Outside of subsidized options like these, there are few options that are affordable, where within a year's time, people could step down from having their rent totally paid for, to having enough income and wherewithal to pay for the whole price themselves.

Basham now has a case manager at Centerstone, and recently won the chili cook off at his apartment complex. In the span of being part of Rapid Rehousing he got sober, got an emotional support dog named Roxy, and made some friends along the way. But it’s not his last stop — he hopes to get a bigger apartment so his family can visit more.

“Thank God the Salvation Army took care of my end, because I couldn't afford [rent]. And now they have gotten me into this place which I thank God every day for and life is good right now,” Basham says.

Ryan LaSuer of Community Care Fellowship says the Rapid Rehousing program has created more unity amongst homeless service providers. With such scarcity in affordable units and willing landlords, it can often feel like a competition between organizations.
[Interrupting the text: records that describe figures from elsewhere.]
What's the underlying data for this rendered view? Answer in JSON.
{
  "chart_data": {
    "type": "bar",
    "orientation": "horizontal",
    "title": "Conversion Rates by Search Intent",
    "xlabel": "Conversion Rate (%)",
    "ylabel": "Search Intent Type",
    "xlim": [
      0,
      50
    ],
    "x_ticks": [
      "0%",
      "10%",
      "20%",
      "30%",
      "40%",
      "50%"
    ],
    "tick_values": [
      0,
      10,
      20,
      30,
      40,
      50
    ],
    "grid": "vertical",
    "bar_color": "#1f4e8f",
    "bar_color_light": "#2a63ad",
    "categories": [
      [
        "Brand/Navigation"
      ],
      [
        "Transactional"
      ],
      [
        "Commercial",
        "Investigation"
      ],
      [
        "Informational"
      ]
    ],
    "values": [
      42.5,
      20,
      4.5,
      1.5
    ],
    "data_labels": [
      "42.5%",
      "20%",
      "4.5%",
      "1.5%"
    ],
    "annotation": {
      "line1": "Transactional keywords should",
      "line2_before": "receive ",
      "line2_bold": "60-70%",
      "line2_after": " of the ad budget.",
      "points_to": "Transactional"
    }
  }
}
He says they were all being more transparent about their goals, strategies, and working in unison with this program.

“We saw it, honestly, as an opportunity that might not come around again,” LaSuer says. “Just to see that opportunity and to want to be a part of it collectively with the other community members that were partaking in that funding.”

This CARES Act-funded Rapid Rehousing is indicative of what homeless service providers have going for them now — money, government money, aplenty. But it remains to be seen if that can all be converted to homes for people experiencing homelessness, places they can stay put for the long run. There simply aren’t enough of those places. If homeless service providers can’t wrap it up by this time next year, those folks will be back on the streets.